The Greek Olympics cost about $11bn. 8 years later, more than half of Athens' Olympic sites are barely used or empty. The long list of mothballed facilities includes a baseball diamond, a massive man-made canoe and kayak course, and arenas purpose-built for unglamorous sports such as table tennis, field hockey and judo. Deals to convert several venues into recreation sites -- such as turning the canoe-kayak venue into a water park -- have been stalled by legal challenges from residents' groups and planning regulations. In southern Athens, a 2 kilometer seafront promenade linking three stadiums used for the games has become a dumping ground for rubble and trash.
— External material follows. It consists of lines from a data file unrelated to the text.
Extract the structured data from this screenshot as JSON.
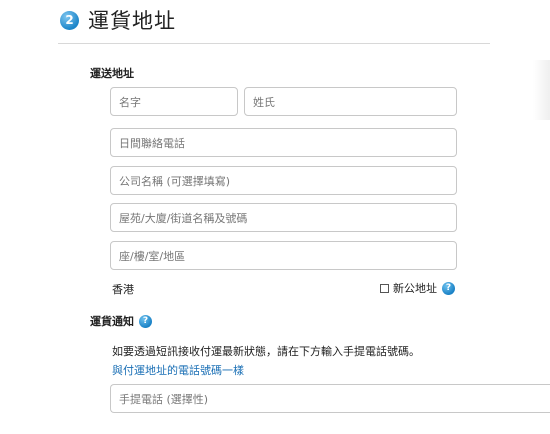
{
  "step": {
    "number": "2",
    "title": "運貨地址"
  },
  "shipping_address": {
    "heading": "運送地址",
    "first_name_placeholder": "名字",
    "last_name_placeholder": "姓氏",
    "phone_placeholder": "日間聯絡電話",
    "company_placeholder": "公司名稱 (可選擇填寫)",
    "street_placeholder": "屋苑/大廈/街道名稱及號碼",
    "area_placeholder": "座/樓/室/地區",
    "region": "香港",
    "company_address_label": "新公地址"
  },
  "notification": {
    "heading": "運貨通知",
    "instructions": "如要透過短訊接收付運最新狀態，請在下方輸入手提電話號碼。",
    "same_phone_link": "與付運地址的電話號碼一樣",
    "mobile_placeholder": "手提電話 (選擇性)"
  },
  "icons": {
    "help": "?"
  },
  "colors": {
    "accent": "#1d86c9",
    "link": "#1a6fb5",
    "border": "#c8c8c8"
  }
}
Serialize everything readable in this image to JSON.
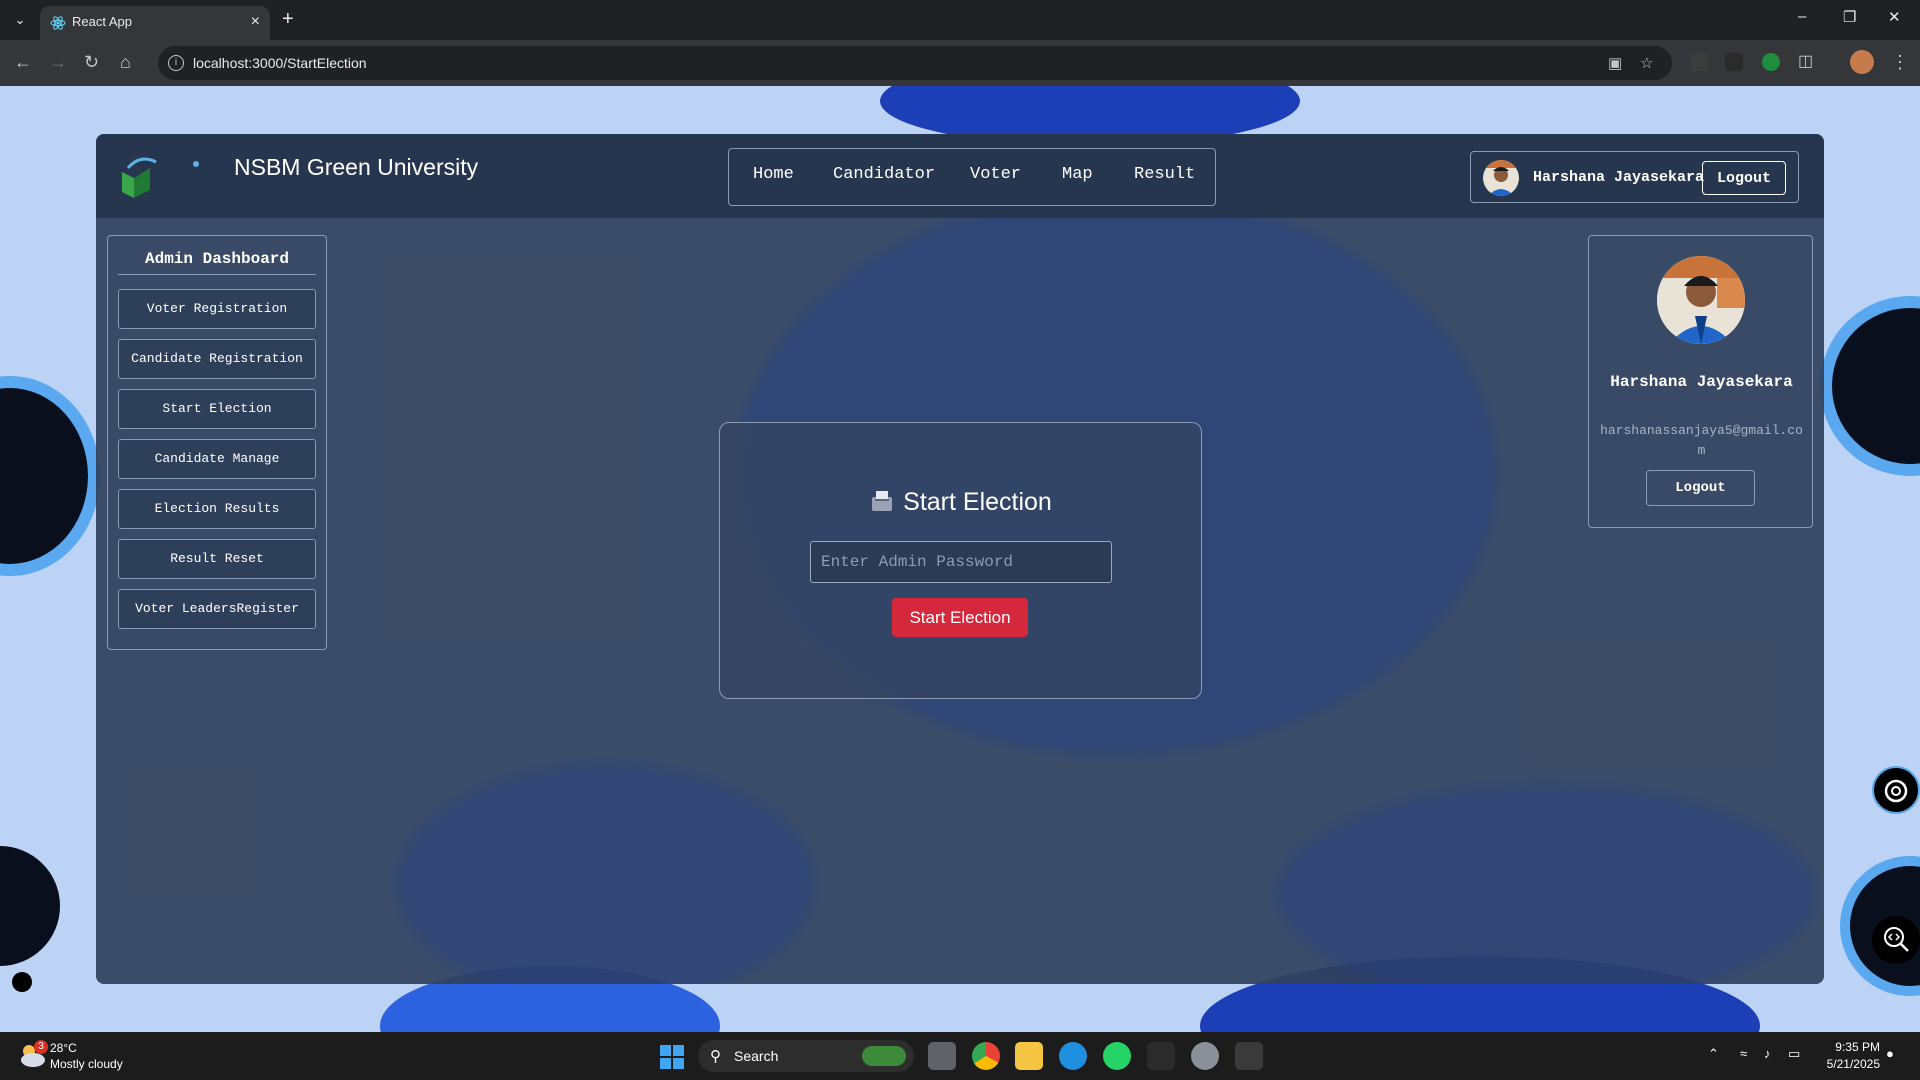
{
  "browser": {
    "tab_title": "React App",
    "url": "localhost:3000/StartElection"
  },
  "header": {
    "brand": "NSBM Green University",
    "nav": [
      "Home",
      "Candidator",
      "Voter",
      "Map",
      "Result"
    ],
    "user_name": "Harshana Jayasekara",
    "logout_label": "Logout"
  },
  "sidebar": {
    "title": "Admin Dashboard",
    "items": [
      {
        "label": "Voter Registration"
      },
      {
        "label": "Candidate Registration"
      },
      {
        "label": "Start Election"
      },
      {
        "label": "Candidate Manage"
      },
      {
        "label": "Election Results"
      },
      {
        "label": "Result Reset"
      },
      {
        "label": "Voter LeadersRegister"
      }
    ]
  },
  "main": {
    "title": "Start Election",
    "password_placeholder": "Enter Admin Password",
    "password_value": "",
    "submit_label": "Start Election",
    "submit_color": "#d5283c"
  },
  "profile": {
    "name": "Harshana Jayasekara",
    "email": "harshanassanjaya5@gmail.com",
    "logout_label": "Logout"
  },
  "taskbar": {
    "weather_temp": "28°C",
    "weather_desc": "Mostly cloudy",
    "weather_badge": "3",
    "search_label": "Search",
    "time": "9:35 PM",
    "date": "5/21/2025"
  }
}
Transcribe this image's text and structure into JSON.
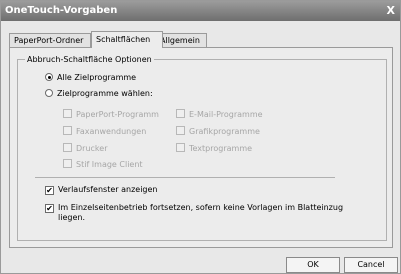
{
  "window": {
    "title": "OneTouch-Vorgaben",
    "close_glyph": "X"
  },
  "tabs": [
    {
      "label": "PaperPort-Ordner",
      "active": false
    },
    {
      "label": "Schaltflächen",
      "active": true
    },
    {
      "label": "Allgemein",
      "active": false
    }
  ],
  "group": {
    "label": "Abbruch-Schaltfläche Optionen"
  },
  "radios": [
    {
      "label": "Alle Zielprogramme",
      "selected": true
    },
    {
      "label": "Zielprogramme wählen:",
      "selected": false
    }
  ],
  "targets": {
    "left": [
      {
        "label": "PaperPort-Programm",
        "checked": false,
        "enabled": false
      },
      {
        "label": "Faxanwendungen",
        "checked": false,
        "enabled": false
      },
      {
        "label": "Drucker",
        "checked": false,
        "enabled": false
      },
      {
        "label": "Stif Image Client",
        "checked": false,
        "enabled": false
      }
    ],
    "right": [
      {
        "label": "E-Mail-Programme",
        "checked": false,
        "enabled": false
      },
      {
        "label": "Grafikprogramme",
        "checked": false,
        "enabled": false
      },
      {
        "label": "Textprogramme",
        "checked": false,
        "enabled": false
      }
    ]
  },
  "options": [
    {
      "label": "Verlaufsfenster anzeigen",
      "checked": true
    },
    {
      "label_line1": "Im Einzelseitenbetrieb fortsetzen, sofern keine Vorlagen im Blatteinzug",
      "label_line2": "liegen.",
      "checked": true
    }
  ],
  "buttons": {
    "ok": "OK",
    "cancel": "Cancel"
  },
  "check_glyph": "✔"
}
Some say it contributed to the financial collapse of the country. There is no doubt that the $11bn cost had a hand (though small) in the ~$400bn national debt. While I highly doubt that the cost of running the Olympics was THE factor which put Greece over the tipping point, it's important to keep in mind that many countries which host the Olympics face the same dilemma: what do you do with the Olympic infrastructure after the games are over?
(above gallery showing Greece's dilapidated Olympic facilities)
Greece is not the only country faced with the problem. China's glamorous Bird's Nest stadium goes unused and the Olympic Village which hosted thousands of athletes is in shambles after plans to convert it into apartment complexes fell short. In Montreal, their Olympic stadium called "The Big O" is now commonly called the "Big Owe" as the stadium is no longer used. All other countries which have hosted the Olympics have some sort of infrastructure which was built exclusively for the Olympics but is now in disuse. So, is it a bad idea to host the Olympics?
Not if planned correctly. London, is probably the first Olympic where the planning committee actively tried to solve this issue from the very beginning. Their plans were ingenious!
First, the Olympic Park & venues were all built on what used to be brownfields. After winning the bid to host the Games back in 2005, work began on clearing the brownfield site full of derelict land and dilapidated buildings -- more than 200 were demolished to make way for the Olympic Park. This way, what was unused or unsightly real estate was rejuvenated to become an economic and cultural powerhouse for the city.
Next, all of the buildings were built using sustainable and recycled material. Demolished materials recovered from the brownfields were kept on site to be used in the construction of the Olympic park. Buildings from the brownfields were knocked down, and all that rubble was crushed up and used as the fillings of these gabions for the new bridges in the park. This not only increased sustainability of the Olympics, but also helped keep costs low as less raw materials were needed to be bought and transported in the construction of the park. Additionally, used or recycled material from all over the country were sourced as well. Old pipelines were used to build the skeleton and scaffolds of numerous stadiums. The polluted area was also thoroughly cleaned and converted into a wildlife estuary with over 300,000 wetland plants, 4000 trees and 130,000 native plants and bulbs.
But, the most amazing thing is that the majority of the stadiums and complexes are temporary structures, in that they will be taken apart after the games to either be relocated or the materials sold back.
For example, the waterpolo stadium (on the left) is 100% able to be disassembled and either relocated or materials resold. The basketball stadium (seen at the very top) is the same in that the materials will be resold to recoup the cost.
The aquatic center (seen on the left below) will be downsized as the building was built using modular construction; the wings of the building which are the seating areas, will be taken off and materials resold. Even the main London Olympic stadium (seen on the right below) was built using modular construction and will be downsized after the games.
What's astonishing is that even though many of the buildings are temporary structures, they don't lack in grandeur or design. The shooting range (seen on the right) is a sight to behold as it's designed with state-of-the-art technology. Each of the three galleries were made in a bright white double curved membrane exterior. From the outside, the galleries’ PVC facades are covered in bright spots that looks like they belong on the tentacles of an octopus, that function to draw ventilation into each of the venues, while also creating tension nodes for the steel structure beneath its white exterior. The spots that meet the ground become the entrances to the galleries, and the semitransparent facades on two of the three ranges reduce the need for artificial lighting.
One of the reason why London was chosen to host the Olympics is because the city promised that this Olympic would be the first truly sustainable event. And so far they have delivered on the promise. From the very beginning, they were mindful of the longterm impact of the event, the city, the people, and the country. They've taken additional steps with their corporate sponsor to make sure that these events are sustainable (additional posts to come regarding this matter). With Brazil gearing up for their first Olympics and Worldcup, we can only hope that they have kept a close eye on how London has overcome many of the challenges of hosting the games.
While we won't be sure of the long-term impact of the London Olympics and whether they were able to mitigate all of the issues, there is no doubt that the 2012 London Olympics is one that will be remembered for a long time to draw lessons of sustainability from.